Summary: | 碩士 === 國立臺灣大學 === 資訊工程學研究所 === 92 === Java is a programming language with increasing popularity. Being object-oriented, objects are the basic elements that a programmer can manipulate. For the runtime system, objects can be allocated on demand by programmers, but there is no way that one can explicitly deallocate objects on the heap. In fact, Java depends on the runtime garbage collection to handle space reclamation.
To cope with the costly garbage collection problem, two essential techniques are discussed. One is the classification/separation of objects, i.e., objects are classified according to their lifetimes and are separated with different allocation/deallocation policies. The other is the cooperative approach for memory management, i.e., a compiler (either static-time or dynamic-time) analyzes program code and produces information about objects generated in the program, and then the runtime system can use the information to make better use of heap memory space.

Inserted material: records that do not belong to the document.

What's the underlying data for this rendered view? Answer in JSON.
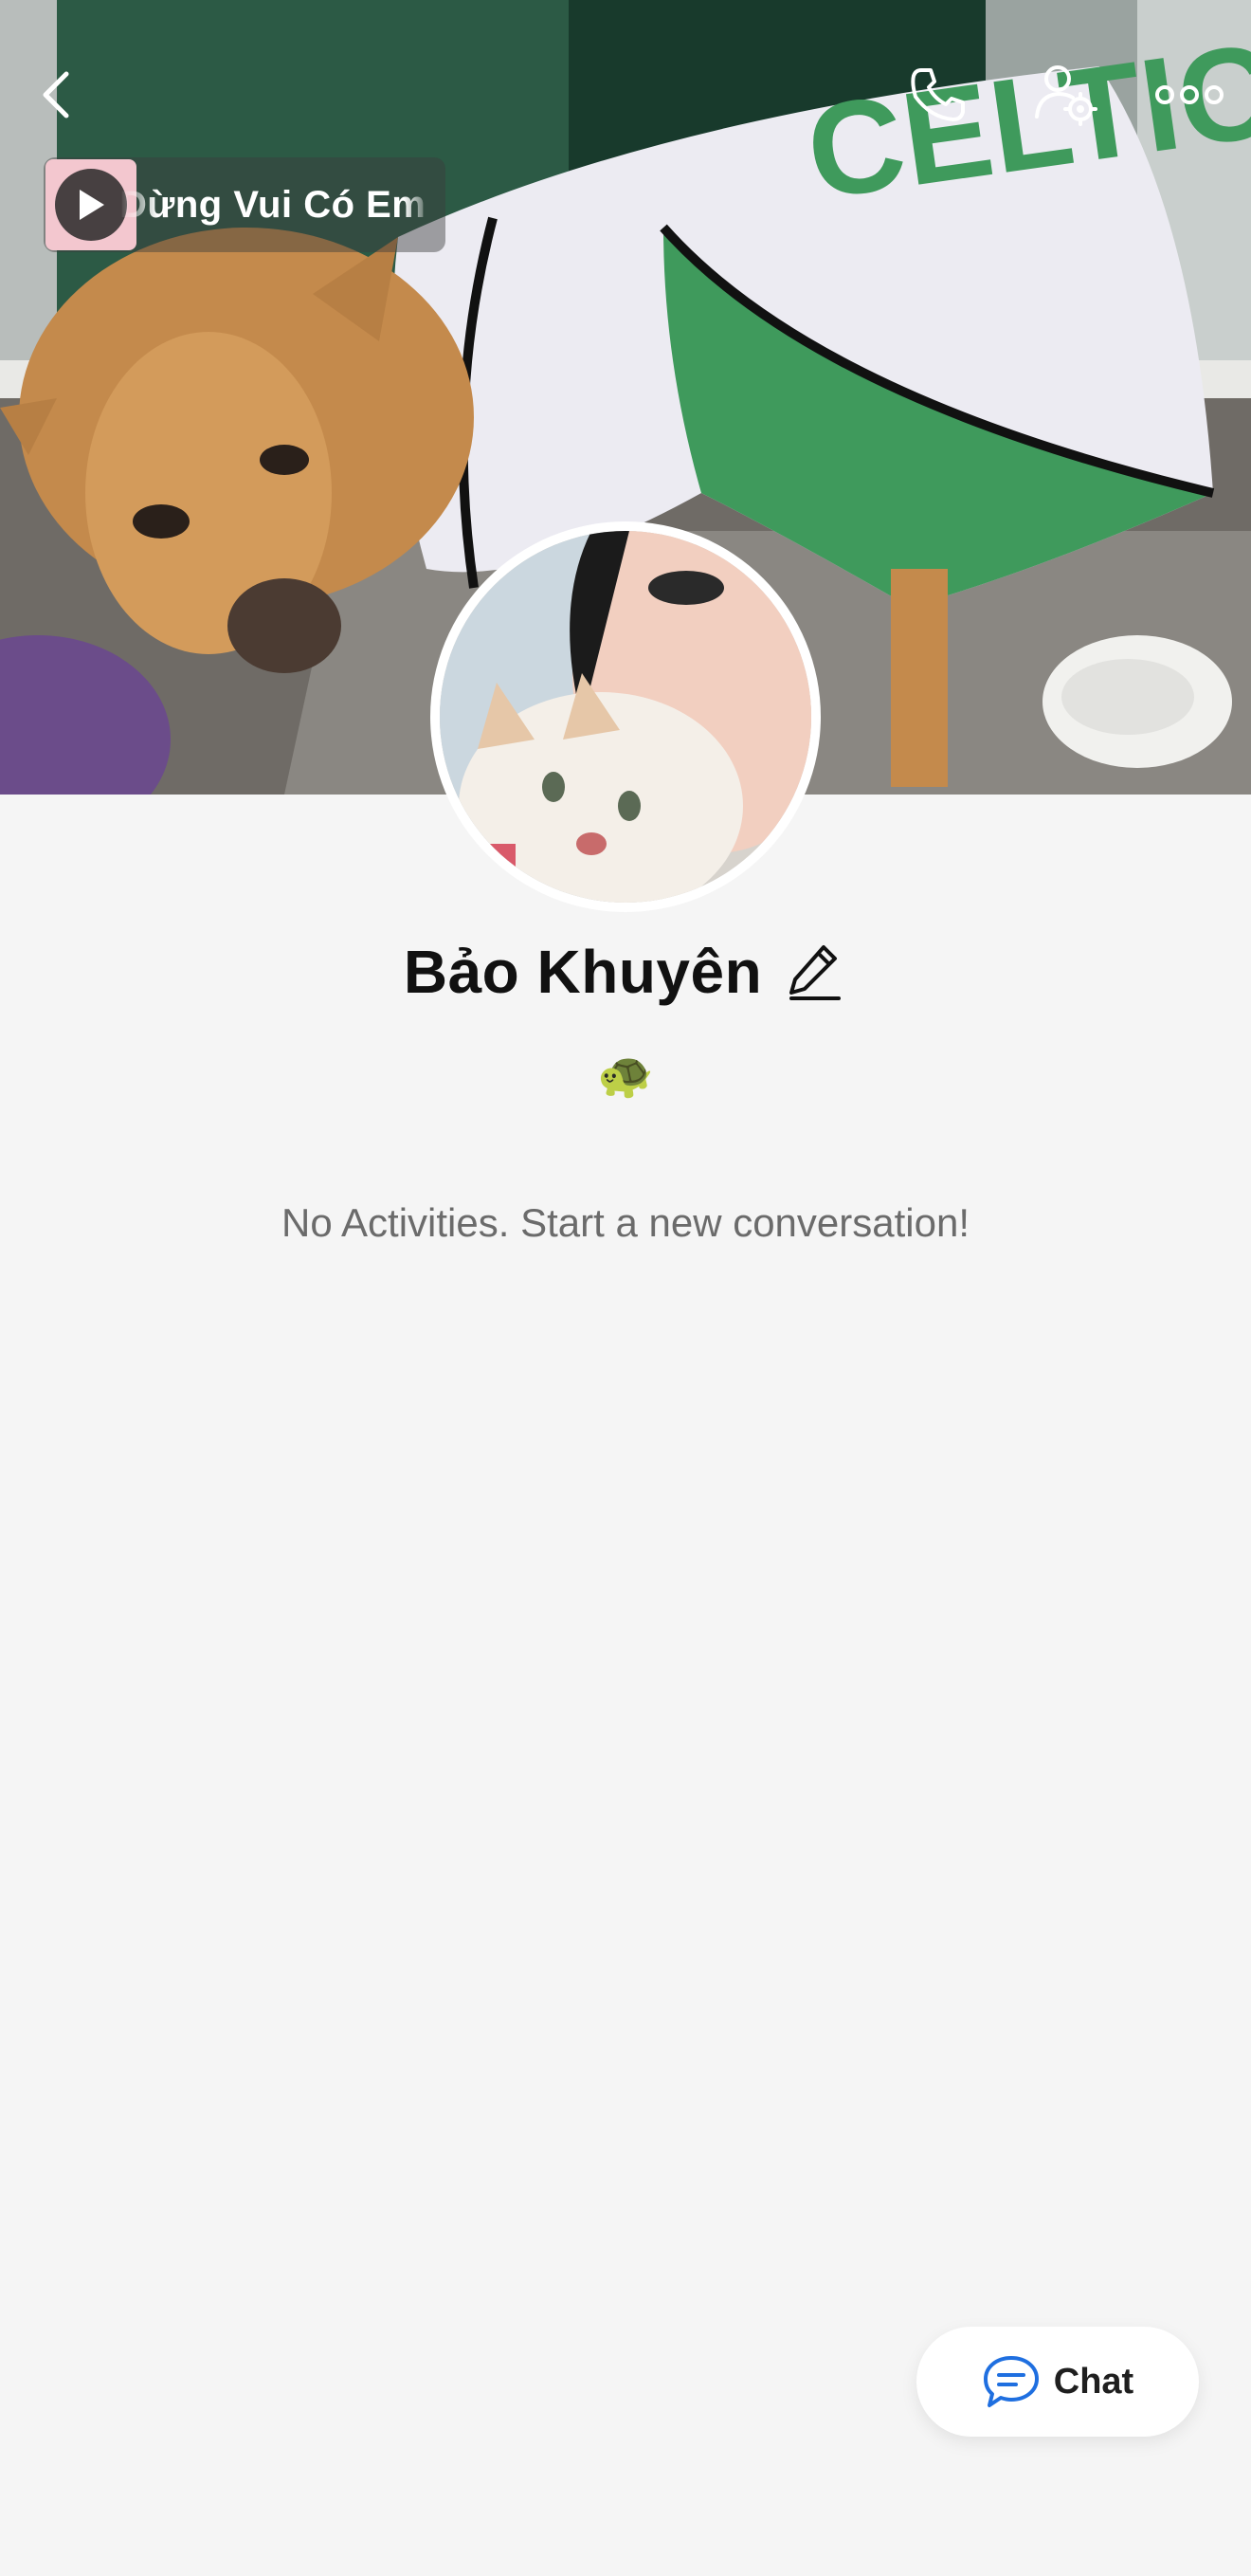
{
  "header": {
    "back_icon": "chevron-left-icon",
    "phone_icon": "phone-icon",
    "friend_settings_icon": "user-gear-icon",
    "more_icon": "more-horizontal-icon"
  },
  "music": {
    "play_icon": "play-icon",
    "title": "Dừng Vui          Có Em"
  },
  "profile": {
    "name": "Bảo Khuyên",
    "edit_icon": "pencil-icon",
    "status_emoji": "🐢"
  },
  "activity": {
    "empty_text": "No Activities. Start a new conversation!"
  },
  "chat_button": {
    "label": "Chat",
    "icon": "chat-bubble-icon",
    "accent": "#1f6fe0"
  },
  "colors": {
    "background": "#f5f5f5",
    "text_primary": "#111111",
    "text_secondary": "#6b6b6b",
    "accent": "#1f6fe0"
  }
}
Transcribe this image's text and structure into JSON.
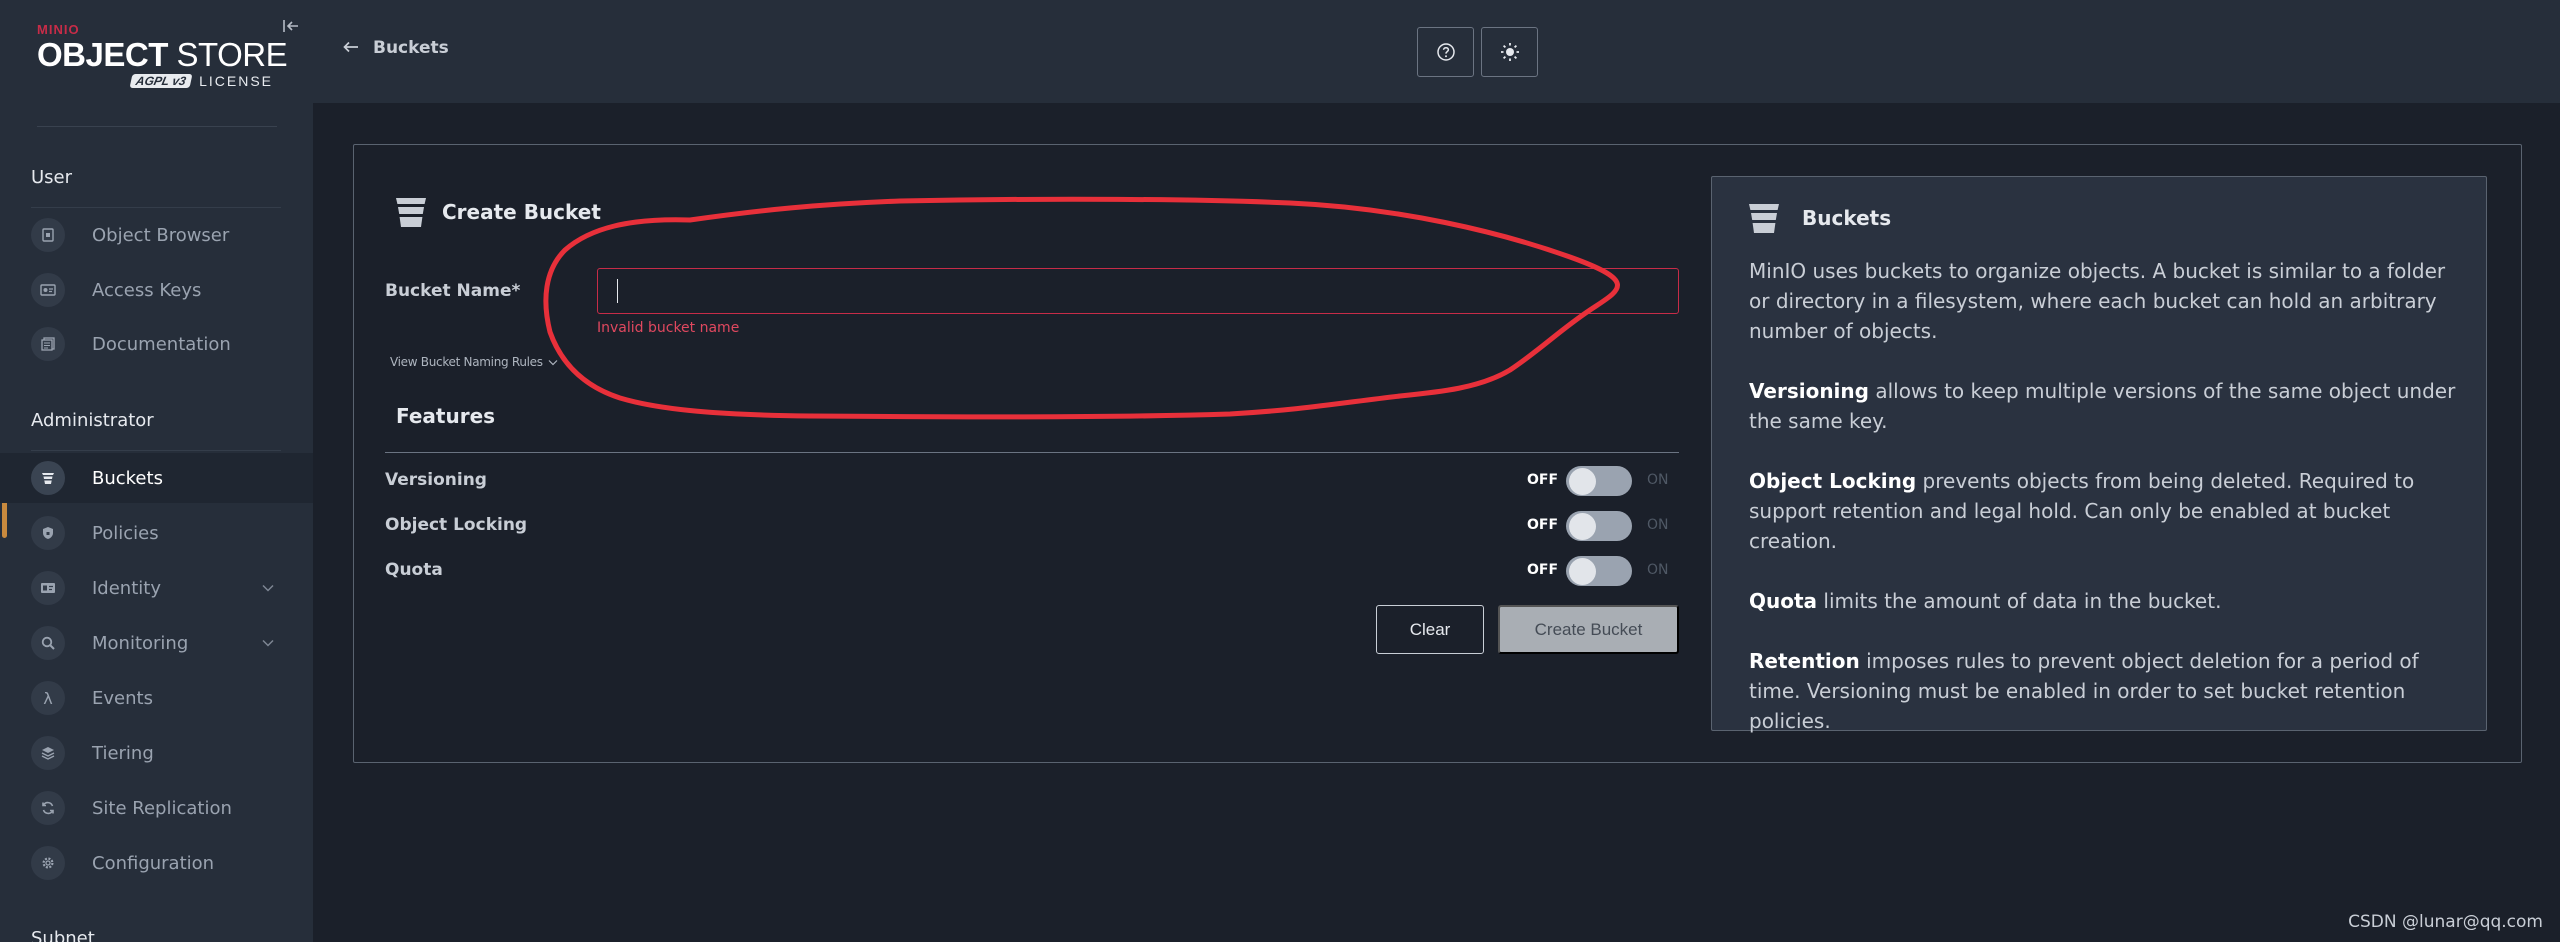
{
  "brand": {
    "small": "MINIO",
    "object": "OBJECT",
    "store": "STORE",
    "agpl": "AGPL v3",
    "license": "LICENSE"
  },
  "sidebar": {
    "user_section": "User",
    "user_items": [
      {
        "label": "Object Browser",
        "icon": "object-browser-icon"
      },
      {
        "label": "Access Keys",
        "icon": "access-keys-icon"
      },
      {
        "label": "Documentation",
        "icon": "documentation-icon"
      }
    ],
    "admin_section": "Administrator",
    "admin_items": [
      {
        "label": "Buckets",
        "icon": "bucket-icon",
        "active": true
      },
      {
        "label": "Policies",
        "icon": "shield-icon"
      },
      {
        "label": "Identity",
        "icon": "id-card-icon",
        "expandable": true
      },
      {
        "label": "Monitoring",
        "icon": "magnifier-icon",
        "expandable": true
      },
      {
        "label": "Events",
        "icon": "lambda-icon"
      },
      {
        "label": "Tiering",
        "icon": "layers-icon"
      },
      {
        "label": "Site Replication",
        "icon": "replication-icon"
      },
      {
        "label": "Configuration",
        "icon": "gear-icon"
      }
    ],
    "next_section": "Subnet"
  },
  "header": {
    "back_label": "Buckets"
  },
  "form": {
    "title": "Create Bucket",
    "bucket_name_label": "Bucket Name*",
    "bucket_name_value": "",
    "error": "Invalid bucket name",
    "naming_rules_link": "View Bucket Naming Rules",
    "features_title": "Features",
    "features": [
      {
        "label": "Versioning",
        "off": "OFF",
        "on": "ON",
        "enabled": false
      },
      {
        "label": "Object Locking",
        "off": "OFF",
        "on": "ON",
        "enabled": false
      },
      {
        "label": "Quota",
        "off": "OFF",
        "on": "ON",
        "enabled": false
      }
    ],
    "clear_label": "Clear",
    "create_label": "Create Bucket"
  },
  "help": {
    "title": "Buckets",
    "intro": "MinIO uses buckets to organize objects. A bucket is similar to a folder or directory in a filesystem, where each bucket can hold an arbitrary number of objects.",
    "versioning_term": "Versioning",
    "versioning_text": " allows to keep multiple versions of the same object under the same key.",
    "locking_term": "Object Locking",
    "locking_text": " prevents objects from being deleted. Required to support retention and legal hold. Can only be enabled at bucket creation.",
    "quota_term": "Quota",
    "quota_text": " limits the amount of data in the bucket.",
    "retention_term": "Retention",
    "retention_text": " imposes rules to prevent object deletion for a period of time. Versioning must be enabled in order to set bucket retention policies."
  },
  "annotation_color": "#e8303a",
  "watermark": "CSDN @lunar@qq.com"
}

This thesis exploits the previous two techniques and extends the escape analysis that has been studied before. All existing escape analyses try to separate method-local objects from method-nonlocal ones, and stack-allocate method-local objects since their lifetimes are bounded by their allocating methods. We further propose the extended version of escape analysis; it tries to determine the upper bound of lifetime for some method-nonlocal objects and still stack-allocates them. The key idea is that we find how far an object can escape and how long it can be reachable; these are done by a static-time compiler. For the runtime system, it allocates objects with pre-determined lifetime on stack rather than on heap, and this can lessen the burden of garbage collector since those objects can be allocated/deallocated in the stack manner (first-in-last-out) without the intervention of garbage collector.